In der POLITIK gibt es halt nicht nur IDEALE, sondern eben auch INTERESSEN. Das versteht man als Realpolitiker, im grünen Milieu REALO genannt. Und zerfließt vor Selbstmitleid. Man muss Prinzipien auch mal opfern können, wenn sie zwar früher moralisch wünschenswert waren, sich aber gerade sperrig zum wirklichen Leben verhalten. Der große Max Weber hat hier zwischen einer Gesinnungsethik (der Herrschaft des Ideologischen) und der Verantwortungsethik unterschieden. Es soll nicht so sein, dass man seine INTERESSEN leichtfertig verfehlt, nur weil man an seinen IDEALEN festhält. Das Stichwort heißt „flexibler Normalismus“. Verantwortungsethik vor allem für die eigene Macht, als Vorsorge zu deren Erhaltung.

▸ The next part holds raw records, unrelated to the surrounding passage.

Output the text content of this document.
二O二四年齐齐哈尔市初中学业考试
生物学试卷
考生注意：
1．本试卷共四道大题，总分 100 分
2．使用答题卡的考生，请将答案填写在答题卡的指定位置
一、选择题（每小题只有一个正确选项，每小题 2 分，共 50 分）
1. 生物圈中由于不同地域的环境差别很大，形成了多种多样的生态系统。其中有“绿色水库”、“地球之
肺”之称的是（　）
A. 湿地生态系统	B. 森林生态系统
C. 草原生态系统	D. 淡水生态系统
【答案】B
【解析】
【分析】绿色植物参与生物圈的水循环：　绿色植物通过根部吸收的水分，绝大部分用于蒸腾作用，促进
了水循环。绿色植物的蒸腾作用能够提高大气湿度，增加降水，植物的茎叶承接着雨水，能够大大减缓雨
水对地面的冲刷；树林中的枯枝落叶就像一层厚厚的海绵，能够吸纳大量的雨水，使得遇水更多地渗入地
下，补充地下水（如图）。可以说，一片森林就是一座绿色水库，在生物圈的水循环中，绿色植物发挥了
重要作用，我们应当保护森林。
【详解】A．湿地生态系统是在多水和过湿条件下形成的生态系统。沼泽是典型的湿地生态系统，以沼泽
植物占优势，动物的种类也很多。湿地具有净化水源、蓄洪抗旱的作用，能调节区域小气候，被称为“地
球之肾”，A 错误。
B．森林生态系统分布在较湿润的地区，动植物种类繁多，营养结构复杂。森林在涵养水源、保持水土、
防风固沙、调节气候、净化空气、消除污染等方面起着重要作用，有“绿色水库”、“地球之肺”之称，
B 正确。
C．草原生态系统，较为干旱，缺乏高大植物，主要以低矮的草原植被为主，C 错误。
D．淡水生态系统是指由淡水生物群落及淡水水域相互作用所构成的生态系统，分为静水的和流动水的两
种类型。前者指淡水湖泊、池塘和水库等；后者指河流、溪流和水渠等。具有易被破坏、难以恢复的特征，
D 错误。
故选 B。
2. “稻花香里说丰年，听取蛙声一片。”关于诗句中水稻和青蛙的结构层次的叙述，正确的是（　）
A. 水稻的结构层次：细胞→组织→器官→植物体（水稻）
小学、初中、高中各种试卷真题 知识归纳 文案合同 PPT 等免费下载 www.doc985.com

Das klassische Beispiel ist Notwehr, sprich der Verteidigungsfall. Man kann ein friedfertiger Mensch sein, der Gewalt ablehnt; aber wenn man böserweise angegriffen wird, so muss man sich verteidigen dürfen. Sagen wir es klar: Wenn ich auf die rechte Wange geschlagen werde, dann halte ich nicht auch noch die linke hin. Egal, was Jesus dazu gesagt hat. In welcher Notwehr aber befinden wir uns, die wir jetzt Waffenlieferungen an Saudi-Arabien für wünschenswert halten? Was Baerbock dazu sagt, ist doppelbödig.
Bei der SPD weiß man, woran man ist. Olaf liefert nur, was die NATO will. Das nennt er „Abstimmung mit unseren Partnern“. Dort scheint ein flexibler Response der Weisheit letzter Schluss zu sein. Nicht ganz neu, auch der Begriff nicht. Aber das klingt zumindest nicht so kriegslüstern wie bei der grünen KRIEGSPARTEI. Was die grüne Parteiführung gegenwärtig trägt, ist nicht nur eine grassierende Enttabuisierung alter Prinzipien, sondern ostentatives Selbstmitleid. Man ist geradezu gerührt davon, was das Leben alles so von einem verlangt, nur weil man an der Macht bleiben will. Der larmoyante Habeck hat sich noch nie so heimisch gefühlt, sagt er, Tränen in den Augen.
Wenn aus einer Friedenspartei eine KRIEGSPARTEI werden kann, dann schaffen es die Ökos auch noch ATOMPARTEI zu werden; da bin ich mir sicher. Wg. Klima. Vielleicht hat es ja etwas tröstliches, wenn die verqueren Ideale Zug um Zug den wirklichen Interessen geopfert werden. Was für ein versöhnlicher Gedanke. Jetzt bin ich auch gerührt.